People ask us to ship books to them all the time. This is usually a very straightforward process: the book or audio comes in, we process an invoice, and then ship the items out via the customer’s designated carrier. Simple, right? Then there are the times when things are not as easy, or economical as they could be. But sometimes through these travails greater things are revealed, like the heart of a bookstore.
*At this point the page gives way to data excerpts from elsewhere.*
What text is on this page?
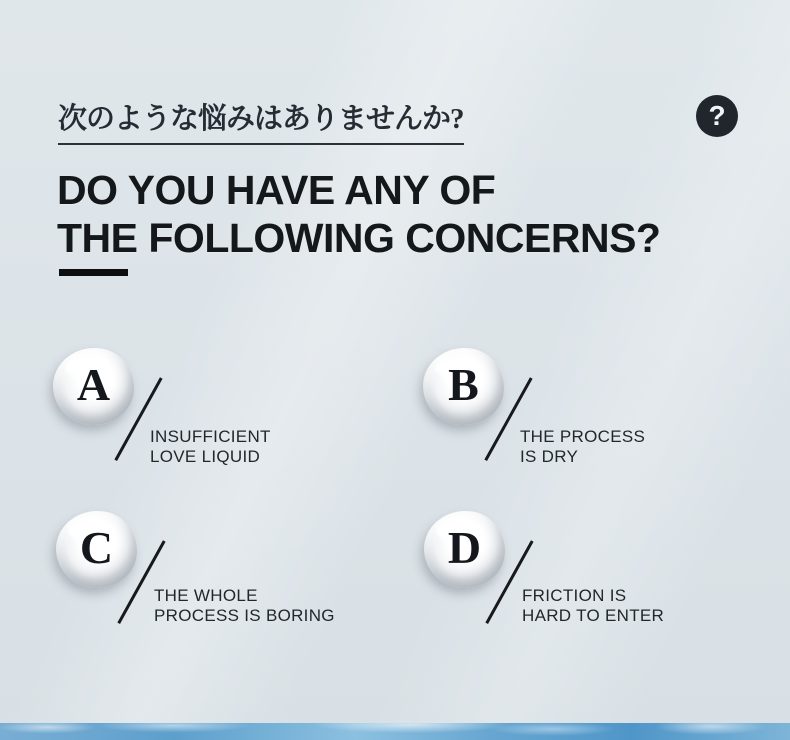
次のような悩みはありませんか?	?
DO YOU HAVE ANY OF
THE FOLLOWING CONCERNS?
A
INSUFFICIENT
LOVE LIQUID
B
THE PROCESS
IS DRY
C
THE WHOLE
PROCESS IS BORING
D
FRICTION IS
HARD TO ENTER
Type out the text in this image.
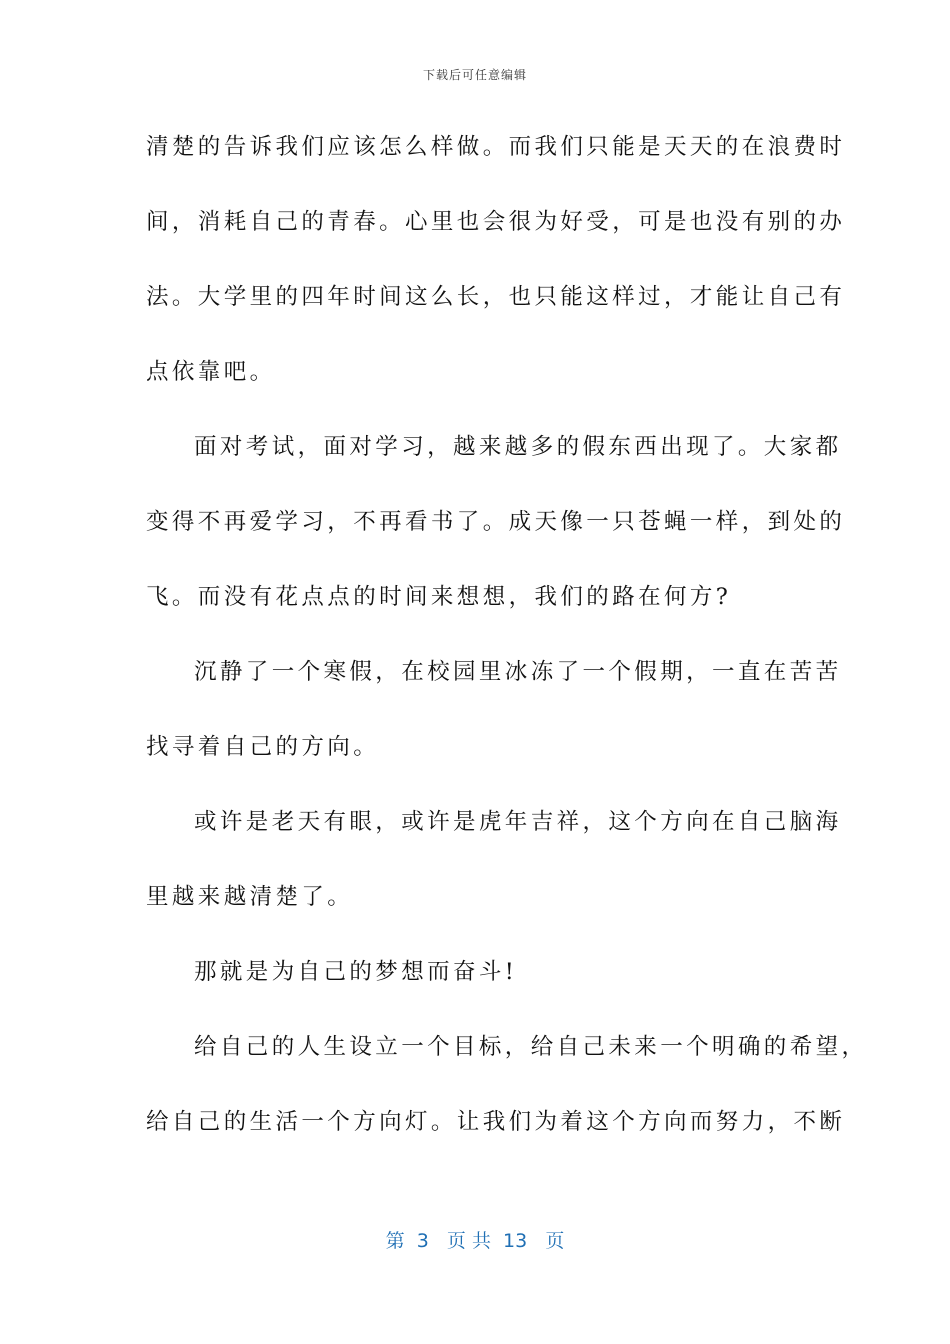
下载后可任意编辑
清楚的告诉我们应该怎么样做。而我们只能是天天的在浪费时
间，消耗自己的青春。心里也会很为好受，可是也没有别的办
法。大学里的四年时间这么长，也只能这样过，才能让自己有
点依靠吧。
面对考试，面对学习，越来越多的假东西出现了。大家都
变得不再爱学习，不再看书了。成天像一只苍蝇一样，到处的
飞。而没有花点点的时间来想想，我们的路在何方?
沉静了一个寒假，在校园里冰冻了一个假期，一直在苦苦
找寻着自己的方向。
或许是老天有眼，或许是虎年吉祥，这个方向在自己脑海
里越来越清楚了。
那就是为自己的梦想而奋斗!
给自己的人生设立一个目标，给自己未来一个明确的希望，
给自己的生活一个方向灯。让我们为着这个方向而努力，不断
第  3   页 共  13   页
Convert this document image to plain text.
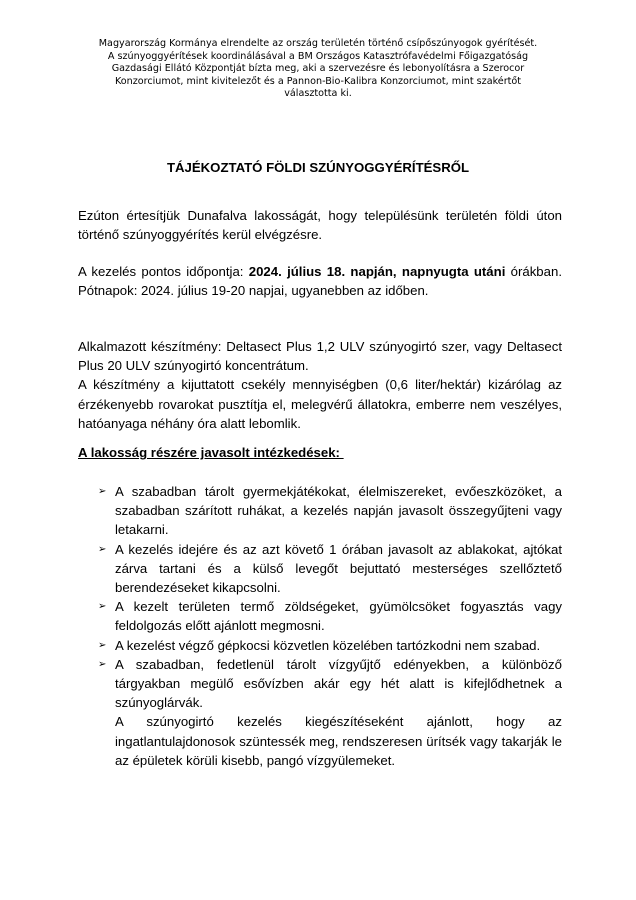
Magyarország Kormánya elrendelte az ország területén történő csípőszúnyogok gyérítését.
A szúnyoggyérítések koordinálásával a BM Országos Katasztrófavédelmi Főigazgatóság
Gazdasági Ellátó Központját bízta meg, aki a szervezésre és lebonyolításra a Szerocor
Konzorciumot, mint kivitelezőt és a Pannon-Bio-Kalibra Konzorciumot, mint szakértőt
választotta ki.
TÁJÉKOZTATÓ FÖLDI SZÚNYOGGYÉRÍTÉSRŐL

Ezúton értesítjük Dunafalva lakosságát, hogy településünk területén földi úton történő szúnyoggyérítés kerül elvégzésre.

A kezelés pontos időpontja: 2024. július 18. napján, napnyugta utáni órákban. Pótnapok: 2024. július 19-20 napjai, ugyanebben az időben.

Alkalmazott készítmény: Deltasect Plus 1,2 ULV szúnyogirtó szer, vagy Deltasect Plus 20 ULV szúnyogirtó koncentrátum.

A készítmény a kijuttatott csekély mennyiségben (0,6 liter/hektár) kizárólag az érzékenyebb rovarokat pusztítja el, melegvérű állatokra, emberre nem veszélyes, hatóanyaga néhány óra alatt lebomlik.

A lakosság részére javasolt intézkedések:
➢ A szabadban tárolt gyermekjátékokat, élelmiszereket, evőeszközöket, a szabadban szárított ruhákat, a kezelés napján javasolt összegyűjteni vagy letakarni.
➢ A kezelés idejére és az azt követő 1 órában javasolt az ablakokat, ajtókat zárva tartani és a külső levegőt bejuttató mesterséges szellőztető berendezéseket kikapcsolni.
➢ A kezelt területen termő zöldségeket, gyümölcsöket fogyasztás vagy feldolgozás előtt ajánlott megmosni.
➢ A kezelést végző gépkocsi közvetlen közelében tartózkodni nem szabad.
➢ A szabadban, fedetlenül tárolt vízgyűjtő edényekben, a különböző tárgyakban megülő esővízben akár egy hét alatt is kifejlődhetnek a szúnyoglárvák.
A szúnyogirtó kezelés kiegészítéseként ajánlott, hogy az ingatlantulajdonosok szüntessék meg, rendszeresen ürítsék vagy takarják le az épületek körüli kisebb, pangó vízgyülemeket.
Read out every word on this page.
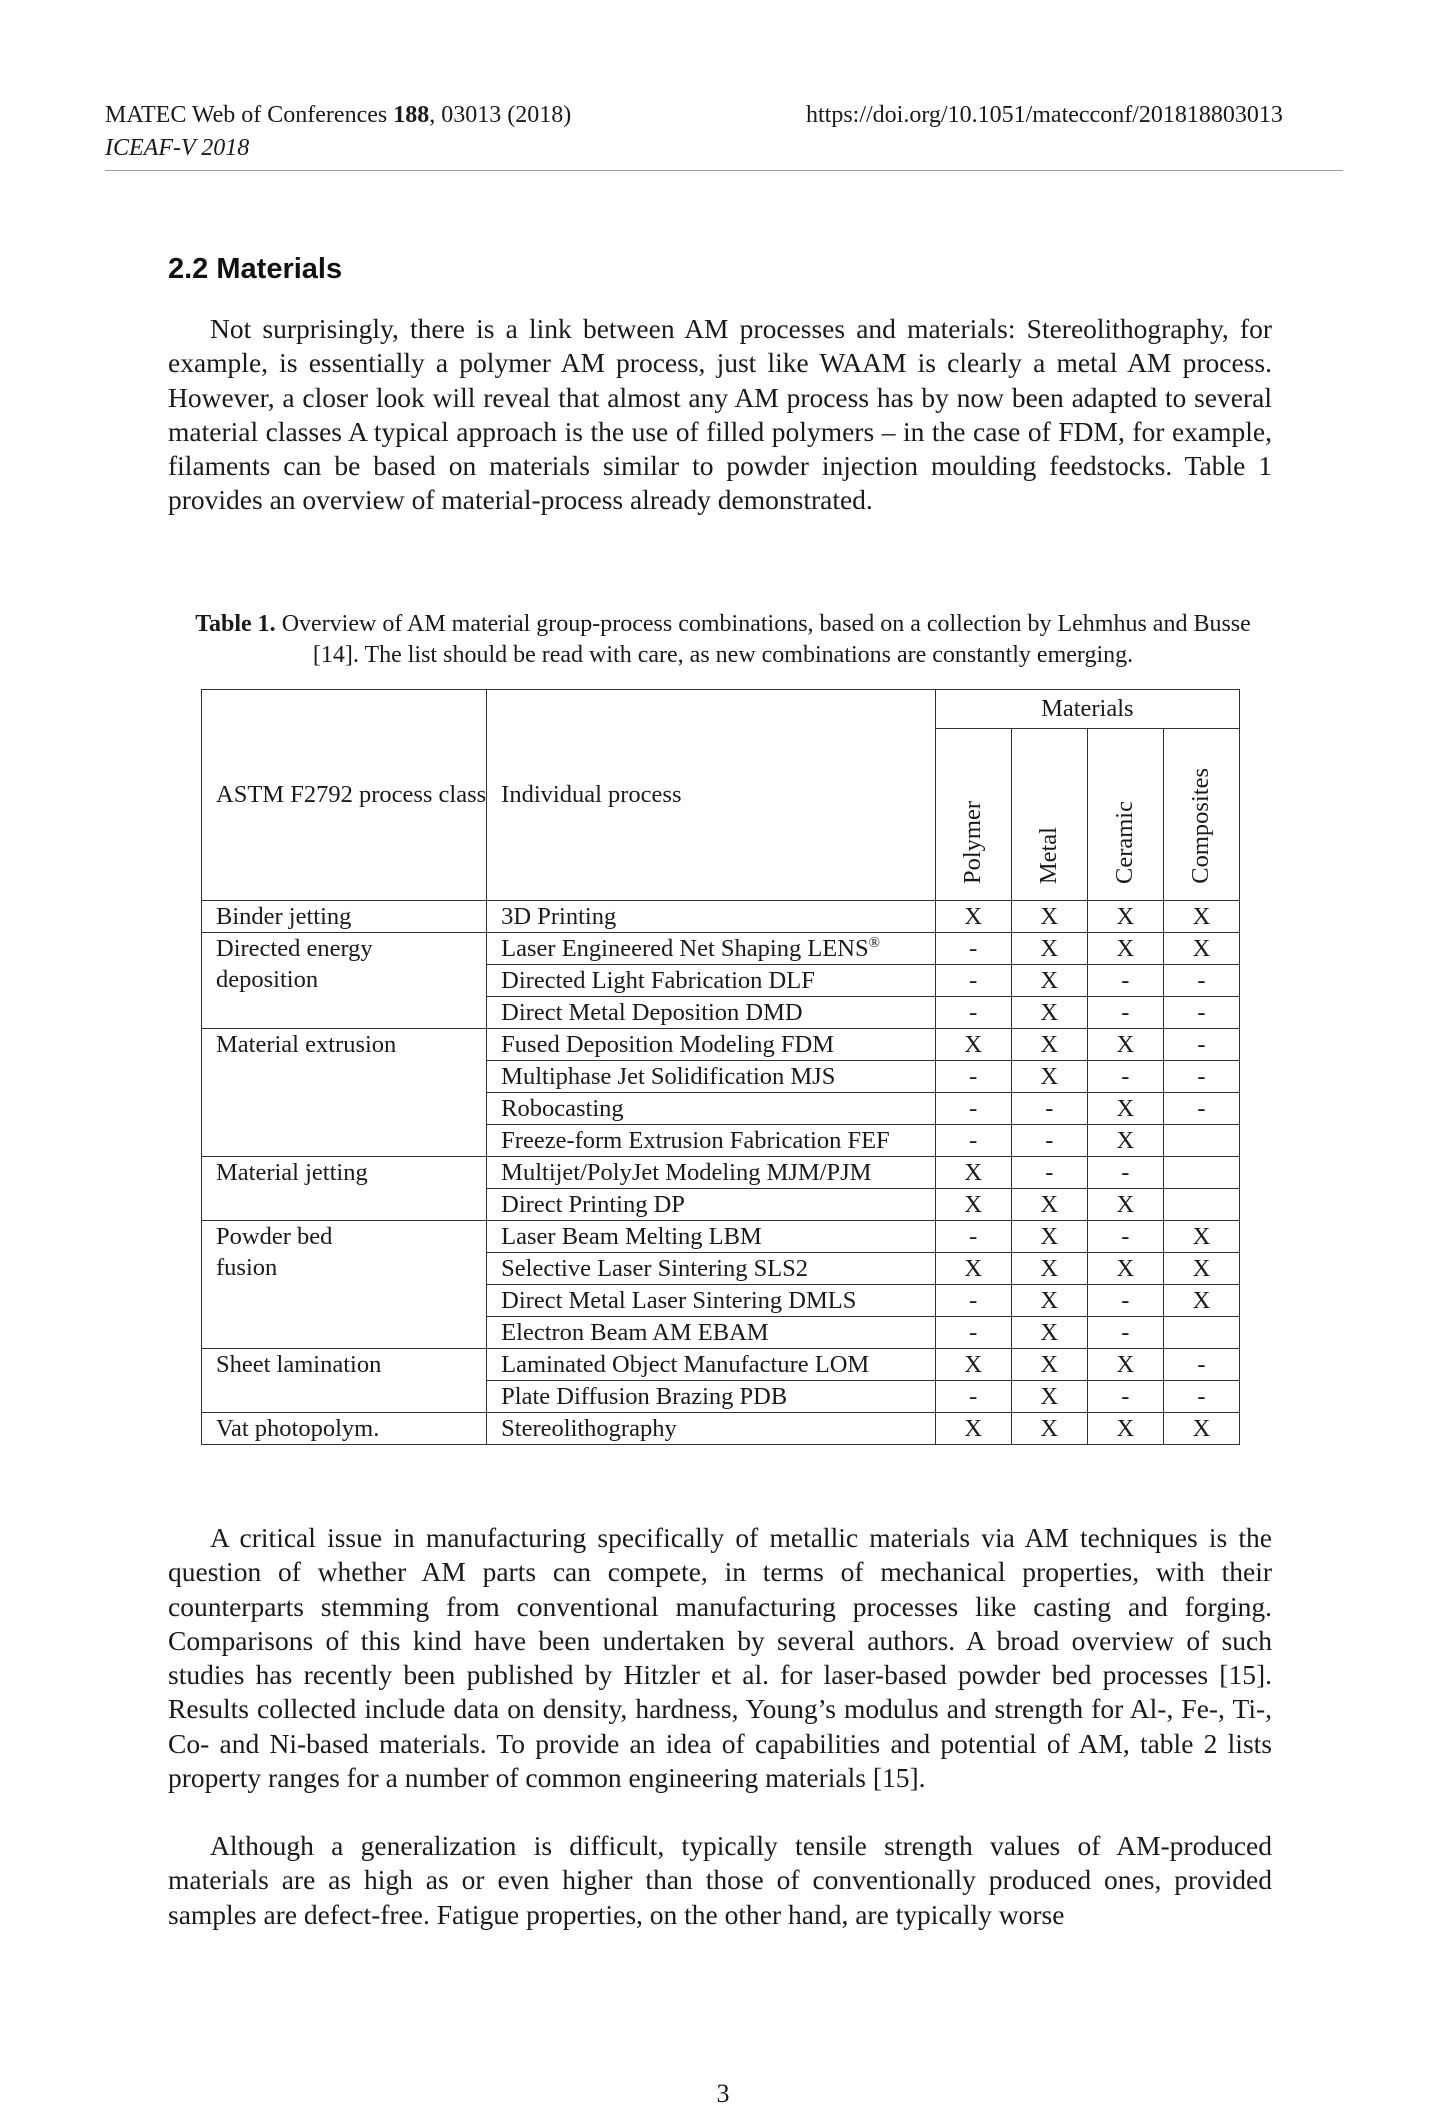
MATEC Web of Conferences 188, 03013 (2018)
ICEAF-V 2018
https://doi.org/10.1051/matecconf/201818803013
2.2 Materials

Not surprisingly, there is a link between AM processes and materials: Stereolithography, for example, is essentially a polymer AM process, just like WAAM is clearly a metal AM process. However, a closer look will reveal that almost any AM process has by now been adapted to several material classes A typical approach is the use of filled polymers – in the case of FDM, for example, filaments can be based on materials similar to powder injection moulding feedstocks. Table 1 provides an overview of material-process already demonstrated.

Table 1. Overview of AM material group-process combinations, based on a collection by Lehmhus and Busse [14]. The list should be read with care, as new combinations are constantly emerging.

ASTM F2792 process class	Individual process	Materials			
		Polymer	Metal	Ceramic	Composites
Binder jetting	3D Printing	X	X	X	X
Directed energy
deposition	Laser Engineered Net Shaping LENS®	-	X	X	X
	Directed Light Fabrication DLF	-	X	-	-
	Direct Metal Deposition DMD	-	X	-	-
Material extrusion	Fused Deposition Modeling FDM	X	X	X	-
	Multiphase Jet Solidification MJS	-	X	-	-
	Robocasting	-	-	X	-
	Freeze-form Extrusion Fabrication FEF	-	-	X	
Material jetting	Multijet/PolyJet Modeling MJM/PJM	X	-	-	
	Direct Printing DP	X	X	X	
Powder bed
fusion	Laser Beam Melting LBM	-	X	-	X
	Selective Laser Sintering SLS2	X	X	X	X
	Direct Metal Laser Sintering DMLS	-	X	-	X
	Electron Beam AM EBAM	-	X	-	
Sheet lamination	Laminated Object Manufacture LOM	X	X	X	-
	Plate Diffusion Brazing PDB	-	X	-	-
Vat photopolym.	Stereolithography	X	X	X	X

A critical issue in manufacturing specifically of metallic materials via AM techniques is the question of whether AM parts can compete, in terms of mechanical properties, with their counterparts stemming from conventional manufacturing processes like casting and forging. Comparisons of this kind have been undertaken by several authors. A broad overview of such studies has recently been published by Hitzler et al. for laser-based powder bed processes [15]. Results collected include data on density, hardness, Young’s modulus and strength for Al-, Fe-, Ti-, Co- and Ni-based materials. To provide an idea of capabilities and potential of AM, table 2 lists property ranges for a number of common engineering materials [15].

Although a generalization is difficult, typically tensile strength values of AM-produced materials are as high as or even higher than those of conventionally produced ones, provided samples are defect-free. Fatigue properties, on the other hand, are typically worse

3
The Carpenter-Carse Library in Hinesburg, Vt. (just one town over to the east) ordered the audio of Where’d You Go, Bernadette and because of the librarian’s busy schedule, she asked if we could ship the CDs, via UPS, directly to the library. We agreed. Then the audio came in and I went to the UPS website to create a mailing label. When I was almost done with the process, I was shocked to discover that it was going to cost $13.50 to send this one audio book five miles aways. I called out from my office to my two staffers how much it was going to be and we all agreed that it was absurd, and wasteful, to spend $13.50 to send something via UPS. I double-checked the note from the librarian. She made it very clear she only wanted UPS delivery. Not sure why when sending the same thing via book rate would have cost $3. But I felt like we were in a bind, and too busy that day for one of us to drive the audio over to the library.
A customer had been standing at the register getting something wrapped and overheard the whole discussion. She joined the conversation and agreed that sending something five miles should not cost $13.50. Then she did something extraordinary. “Let me drop it off for you.” I don’t know this customer well and certainly didn’t want to burden her with my delivery conundrum, but she was insistent. I double-checked with her to make sure this was not a problem. She reassured me it wasn’t. I thanked her for saving the library some money and for helping us out by giving her a tote bag and a discount on her purchase.
I like to think this sort of thing would happen at a lot of independent bookstores. There is a real sense of pitching in with indies, especially indies in small towns, that makes work seem very collaborative. Customers want to be part of their local store. They are as invested in us as we are in them. It’s so much more than just books. It’s about relationships and community. And the ripple effect of this will be felt by the library, that just saved money on a delivery, the good will we have towards this customer, and her sense of charging in and saving the day. This scenario plays out a hundred times a week in a variety of ways and it’s this connection that gives bookstore life its heart.